For each message, dispatchToHandler is called (in it in generated file message_handler.go generated with go generate ./cmd/generae_handlers/) where are magnet links/index Cid message are forwarded to their respective handlers: handleCommunityMessageArchiveMagnetlinkProtobuf and handleCommunityMessageArchiveIndexCidProtobuf. In the end they end up in HandleHistoryArchiveMagnetlinkMessage and HandleHistoryArchiveIndexCidMessage respectively. At the end, they trigger async processing in go routines calling downloadAndImportHistoryArchives and downloadAndImportCodexHistoryArchives.
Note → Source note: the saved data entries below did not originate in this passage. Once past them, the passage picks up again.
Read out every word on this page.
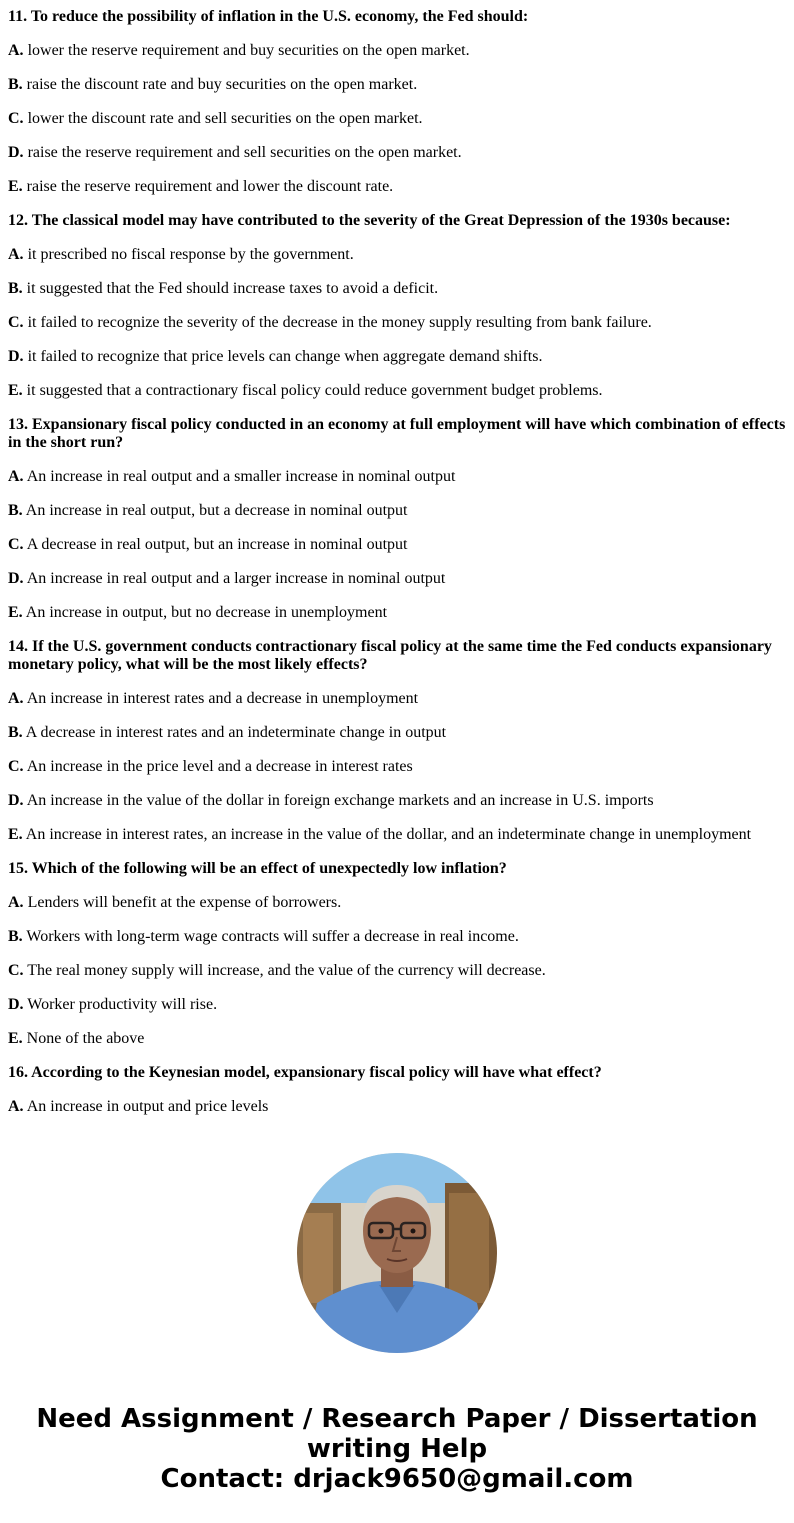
11. To reduce the possibility of inflation in the U.S. economy, the Fed should:
A. lower the reserve requirement and buy securities on the open market.
B. raise the discount rate and buy securities on the open market.
C. lower the discount rate and sell securities on the open market.
D. raise the reserve requirement and sell securities on the open market.
E. raise the reserve requirement and lower the discount rate.
12. The classical model may have contributed to the severity of the Great Depression of the 1930s because:
A. it prescribed no fiscal response by the government.
B. it suggested that the Fed should increase taxes to avoid a deficit.
C. it failed to recognize the severity of the decrease in the money supply resulting from bank failure.
D. it failed to recognize that price levels can change when aggregate demand shifts.
E. it suggested that a contractionary fiscal policy could reduce government budget problems.
13. Expansionary fiscal policy conducted in an economy at full employment will have which combination of effects in the short run?
A. An increase in real output and a smaller increase in nominal output
B. An increase in real output, but a decrease in nominal output
C. A decrease in real output, but an increase in nominal output
D. An increase in real output and a larger increase in nominal output
E. An increase in output, but no decrease in unemployment
14. If the U.S. government conducts contractionary fiscal policy at the same time the Fed conducts expansionary monetary policy, what will be the most likely effects?
A. An increase in interest rates and a decrease in unemployment
B. A decrease in interest rates and an indeterminate change in output
C. An increase in the price level and a decrease in interest rates
D. An increase in the value of the dollar in foreign exchange markets and an increase in U.S. imports
E. An increase in interest rates, an increase in the value of the dollar, and an indeterminate change in unemployment
15. Which of the following will be an effect of unexpectedly low inflation?
A. Lenders will benefit at the expense of borrowers.
B. Workers with long-term wage contracts will suffer a decrease in real income.
C. The real money supply will increase, and the value of the currency will decrease.
D. Worker productivity will rise.
E. None of the above
16. According to the Keynesian model, expansionary fiscal policy will have what effect?
A. An increase in output and price levels
Need Assignment / Research Paper / Dissertation
writing Help
Contact: drjack9650@gmail.com
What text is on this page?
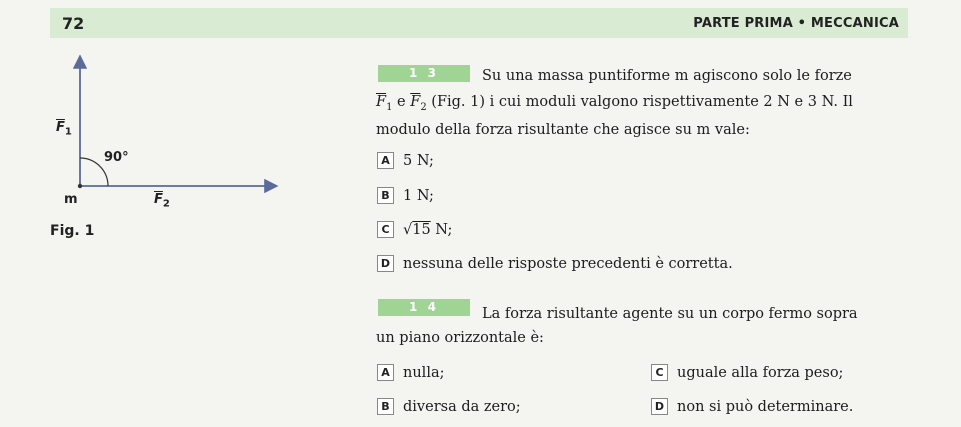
72	PARTE PRIMA • MECCANICA
$\overline{F}_1$
90°
m	$\overline{F}_2$
Fig. 1
1 3	Su una massa puntiforme m agiscono solo le forze
$\overline{F}_1$ e $\overline{F}_2$ (Fig. 1) i cui moduli valgono rispettivamente 2 N e 3 N. Il
modulo della forza risultante che agisce su m vale:
A 5 N;
B 1 N;
C √15 N;
D nessuna delle risposte precedenti è corretta.
1 4	La forza risultante agente su un corpo fermo sopra
un piano orizzontale è:
A nulla;
B diversa da zero;
C uguale alla forza peso;
D non si può determinare.
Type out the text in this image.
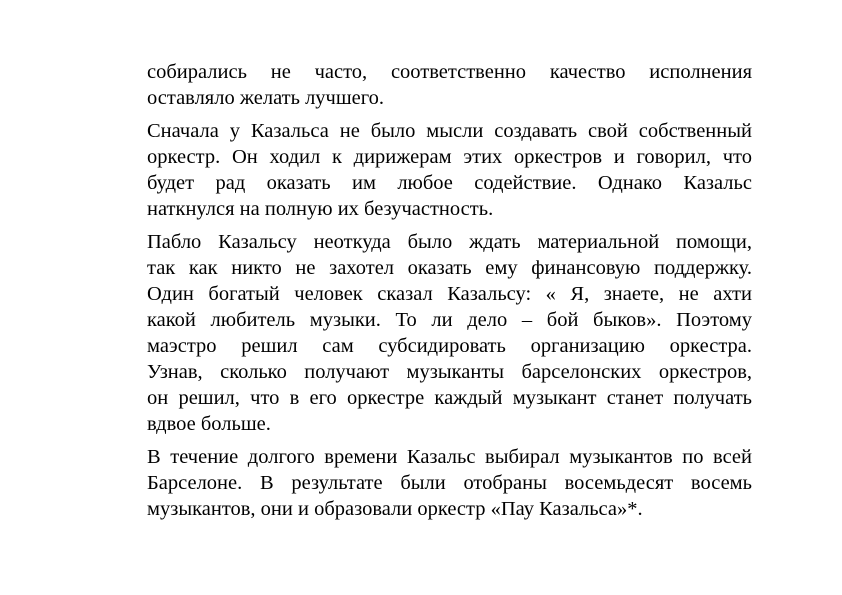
собирались не часто, соответственно качество исполнения
оставляло желать лучшего.

Сначала у Казальса не было мысли создавать свой собственный
оркестр. Он ходил к дирижерам этих оркестров и говорил, что
будет рад оказать им любое содействие. Однако Казальс
наткнулся на полную их безучастность.

Пабло Казальсу неоткуда было ждать материальной помощи,
так как никто не захотел оказать ему финансовую поддержку.
Один богатый человек сказал Казальсу: « Я, знаете, не ахти
какой любитель музыки. То ли дело – бой быков». Поэтому
маэстро решил сам субсидировать организацию оркестра.
Узнав, сколько получают музыканты барселонских оркестров,
он решил, что в его оркестре каждый музыкант станет получать
вдвое больше.

В течение долгого времени Казальс выбирал музыкантов по всей
Барселоне. В результате были отобраны восемьдесят восемь
музыкантов, они и образовали оркестр «Пау Казальса»*.
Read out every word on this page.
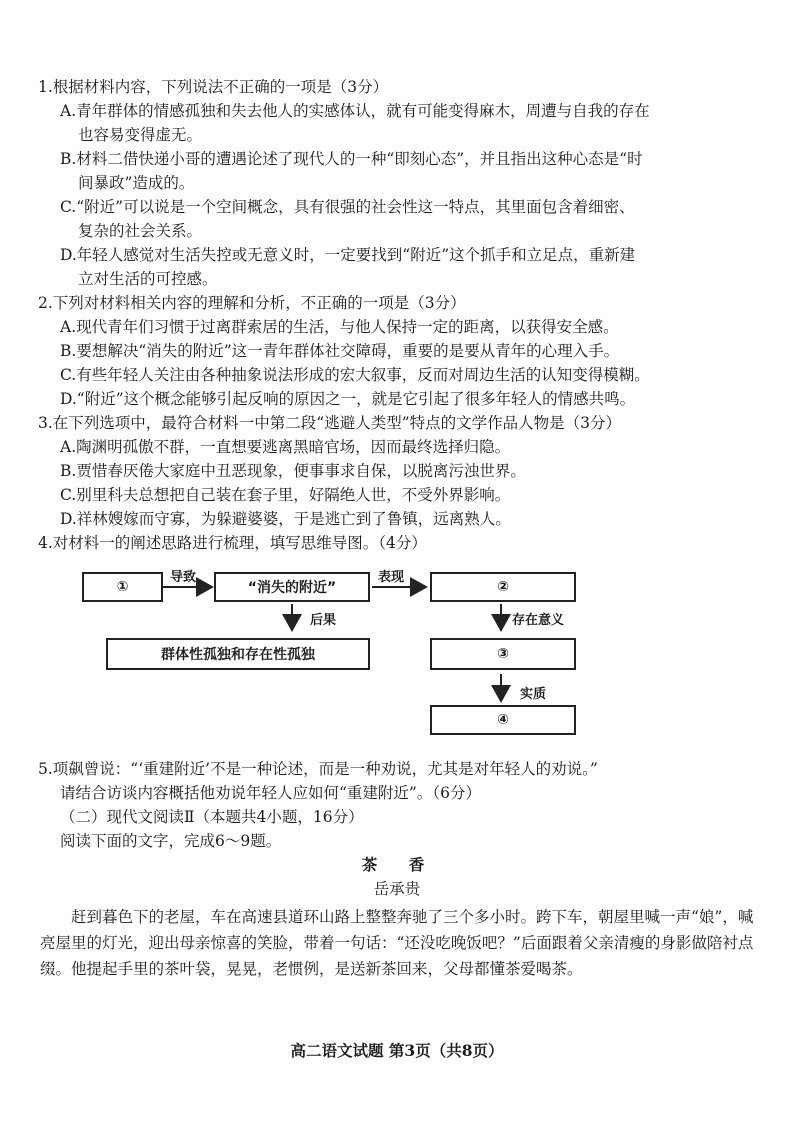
1.根据材料内容，下列说法不正确的一项是（3分）
A.青年群体的情感孤独和失去他人的实感体认，就有可能变得麻木，周遭与自我的存在
也容易变得虚无。
B.材料二借快递小哥的遭遇论述了现代人的一种“即刻心态”，并且指出这种心态是“时
间暴政”造成的。
C.“附近”可以说是一个空间概念，具有很强的社会性这一特点，其里面包含着细密、
复杂的社会关系。
D.年轻人感觉对生活失控或无意义时，一定要找到“附近”这个抓手和立足点，重新建
立对生活的可控感。
2.下列对材料相关内容的理解和分析，不正确的一项是（3分）
A.现代青年们习惯于过离群索居的生活，与他人保持一定的距离，以获得安全感。
B.要想解决“消失的附近”这一青年群体社交障碍，重要的是要从青年的心理入手。
C.有些年轻人关注由各种抽象说法形成的宏大叙事，反而对周边生活的认知变得模糊。
D.“附近”这个概念能够引起反响的原因之一，就是它引起了很多年轻人的情感共鸣。
3.在下列选项中，最符合材料一中第二段“逃避人类型”特点的文学作品人物是（3分）
A.陶渊明孤傲不群，一直想要逃离黑暗官场，因而最终选择归隐。
B.贾惜春厌倦大家庭中丑恶现象，便事事求自保，以脱离污浊世界。
C.别里科夫总想把自己装在套子里，好隔绝人世，不受外界影响。
D.祥林嫂嫁而守寡，为躲避婆婆，于是逃亡到了鲁镇，远离熟人。
4.对材料一的阐述思路进行梳理，填写思维导图。（4分）
①
导致
“消失的附近”
表现
②
后果	存在意义
群体性孤独和存在性孤独	③
实质
④
5.项飙曾说：“‘重建附近’不是一种论述，而是一种劝说，尤其是对年轻人的劝说。”
请结合访谈内容概括他劝说年轻人应如何“重建附近”。（6分）
（二）现代文阅读Ⅱ（本题共4小题，16分）
阅读下面的文字，完成6～9题。
茶　香
岳承贵
赶到暮色下的老屋，车在高速县道环山路上整整奔驰了三个多小时。跨下车，朝屋里喊一声“娘”，喊亮屋里的灯光，迎出母亲惊喜的笑脸，带着一句话：“还没吃晚饭吧？”后面跟着父亲清瘦的身影做陪衬点缀。他提起手里的茶叶袋，晃晃，老惯例，是送新茶回来，父母都懂茶爱喝茶。
高二语文试题 第3页（共8页）
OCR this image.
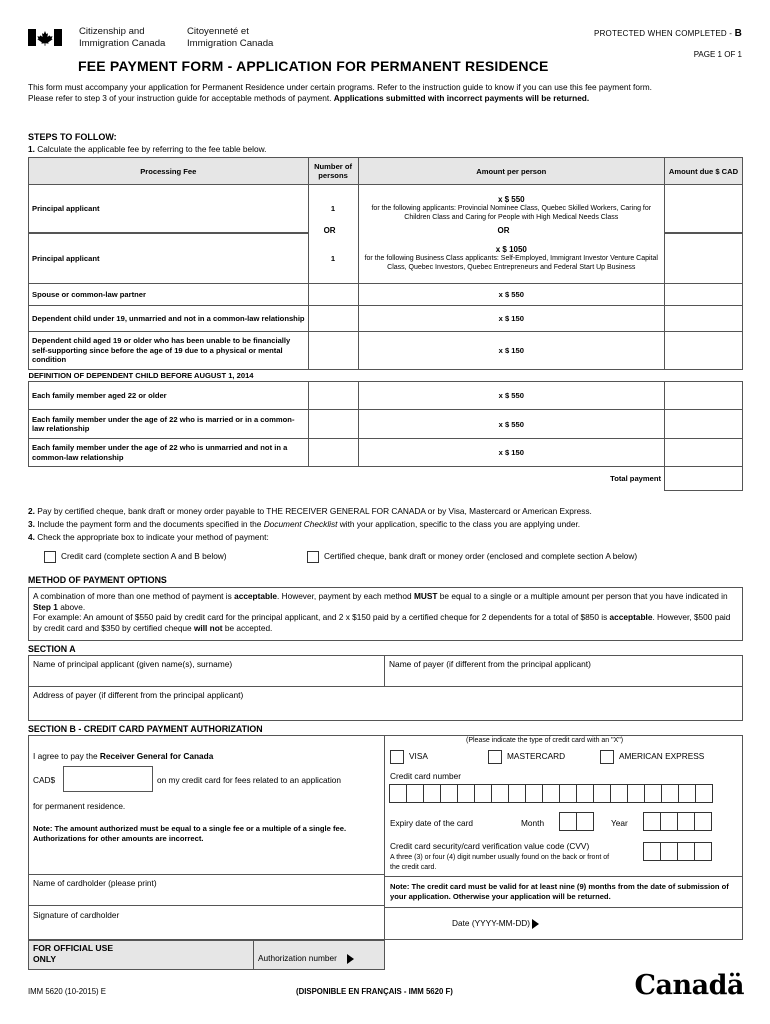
Citizenship and
Immigration Canada
Citoyenneté et
Immigration Canada
PROTECTED WHEN COMPLETED - B
PAGE 1 OF 1
FEE PAYMENT FORM - APPLICATION FOR PERMANENT RESIDENCE
This form must accompany your application for Permanent Residence under certain programs. Refer to the instruction guide to know if you can use this fee payment form.
Please refer to step 3 of your instruction guide for acceptable methods of payment. Applications submitted with incorrect payments will be returned.
STEPS TO FOLLOW:
1. Calculate the applicable fee by referring to the fee table below.
Processing Fee	Number of persons	Amount per person	Amount due $ CAD
Principal applicant	1	x $ 550
for the following applicants: Provincial Nominee Class, Quebec Skilled Workers, Caring for Children Class and Caring for People with High Medical Needs Class	

	OR	OR	

Principal applicant	1	x $ 1050
for the following Business Class applicants: Self-Employed, Immigrant Investor Venture Capital Class, Quebec Investors, Quebec Entrepreneurs and Federal Start Up Business	

Spouse or common-law partner		x $ 550	
Dependent child under 19, unmarried and not in a common-law relationship		x $ 150	
Dependent child aged 19 or older who has been unable to be financially self-supporting since before the age of 19 due to a physical or mental condition		x $ 150	
DEFINITION OF DEPENDENT CHILD BEFORE AUGUST 1, 2014			
Each family member aged 22 or older		x $ 550	
Each family member under the age of 22 who is married or in a common-law relationship		x $ 550	
Each family member under the age of 22 who is unmarried and not in a common-law relationship		x $ 150	
		Total payment	
2. Pay by certified cheque, bank draft or money order payable to THE RECEIVER GENERAL FOR CANADA or by Visa, Mastercard or American Express.
3. Include the payment form and the documents specified in the Document Checklist with your application, specific to the class you are applying under.
4. Check the appropriate box to indicate your method of payment:
Credit card (complete section A and B below)	Certified cheque, bank draft or money order (enclosed and complete section A below)
METHOD OF PAYMENT OPTIONS
A combination of more than one method of payment is acceptable. However, payment by each method MUST be equal to a single or a multiple amount per person that you have indicated in Step 1 above.
For example: An amount of $550 paid by credit card for the principal applicant, and 2 x $150 paid by a certified cheque for 2 dependents for a total of $850 is acceptable. However, $500 paid by credit card and $350 by certified cheque will not be accepted.
SECTION A
Name of principal applicant (given name(s), surname)	Name of payer (if different from the principal applicant)
Address of payer (if different from the principal applicant)
SECTION B - CREDIT CARD PAYMENT AUTHORIZATION
I agree to pay the Receiver General for Canada
CAD$	on my credit card for fees related to an application
for permanent residence.
Note: The amount authorized must be equal to a single fee or a multiple of a single fee. Authorizations for other amounts are incorrect.
Name of cardholder (please print)
Signature of cardholder
(Please indicate the type of credit card with an "X")
VISA	MASTERCARD	AMERICAN EXPRESS
Credit card number
Expiry date of the card	Month	Year
Credit card security/card verification value code (CVV)
A three (3) or four (4) digit number usually found on the back or front of the credit card.
Note: The credit card must be valid for at least nine (9) months from the date of submission of your application. Otherwise your application will be returned.
Date (YYYY-MM-DD)
FOR OFFICIAL USE ONLY	Authorization number
IMM 5620 (10-2015) E	(DISPONIBLE EN FRANÇAIS - IMM 5620 F)	Canadä
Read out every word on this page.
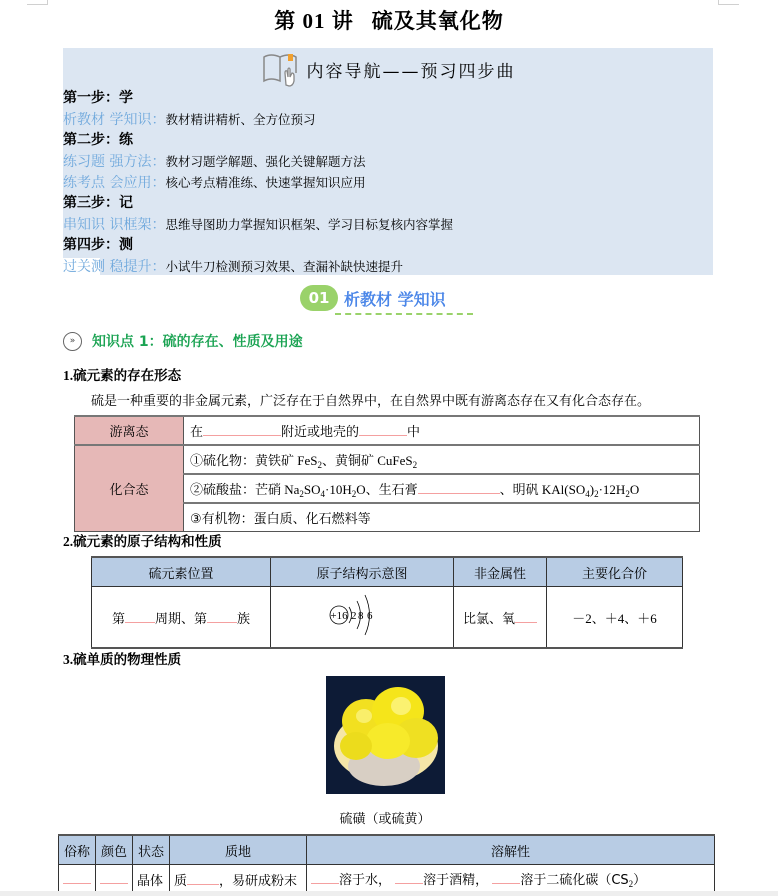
第 01 讲 硫及其氧化物
内容导航——预习四步曲
第一步：学
析教材 学知识：教材精讲精析、全方位预习
第二步：练
练习题 强方法：教材习题学解题、强化关键解题方法
练考点 会应用：核心考点精准练、快速掌握知识应用
第三步：记
串知识 识框架：思维导图助力掌握知识框架、学习目标复核内容掌握
第四步：测
过关测 稳提升：小试牛刀检测预习效果、查漏补缺快速提升
01 析教材 学知识
»	知识点 1：硫的存在、性质及用途
1.硫元素的存在形态
硫是一种重要的非金属元素，广泛存在于自然界中，在自然界中既有游离态存在又有化合态存在。
游离态	在 附近或地壳的 中
化合态	①硫化物：黄铁矿 FeS$_2$、黄铜矿 CuFeS$_2$
	②硫酸盐：芒硝 $Na_2SO_4\cdot 10H_2O$、生石膏 、明矾 $KAl(SO_4)_2\cdot 12H_2O$
	③有机物：蛋白质、化石燃料等
2.硫元素的原子结构和性质
硫元素位置	原子结构示意图	非金属性	主要化合价
第 周期、第 族	+16 2 8 6	比氯、氧	－2、＋4、＋6
3.硫单质的物理性质
硫磺（或硫黄）
俗称	颜色	状态	质地	溶解性
		晶体	质 ，易研成粉末	溶于水， 溶于酒精， 溶于二硫化碳$(CS_2)$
Just after the respective go routines are created, the clock are updated with m.communitiesManager.UpdateMagnetlinkMessageClock(id, clock) and m.communitiesManager.UpdateIndexCidMessageClock(id, clock).

But before even starting go routine, we check the distribution preference with GetArchiveDistributionPreference and the last seen index Cid m.communitiesManager.GetLastSeenIndexCid(id) (it will be updated after downloading the archives but before processing them in downloadAndImportCodexHistoryArchives) and the corresponding clock GetIndexCidMessageClock, to make sure we are not processing some outdated archives.

We can see that the above "integration test", in case of Codex, by calling RetrieveAll it effectively triggers archive download from Codex, yet it does not cover the dissemination of the indexCid - the test basically assumes that the index file has been stored, thus, if we want to cover more, we need to go beyond that test.

Perhaps, to cover the whole flow, it is best to build status-desktop with our status-go library and test it from there.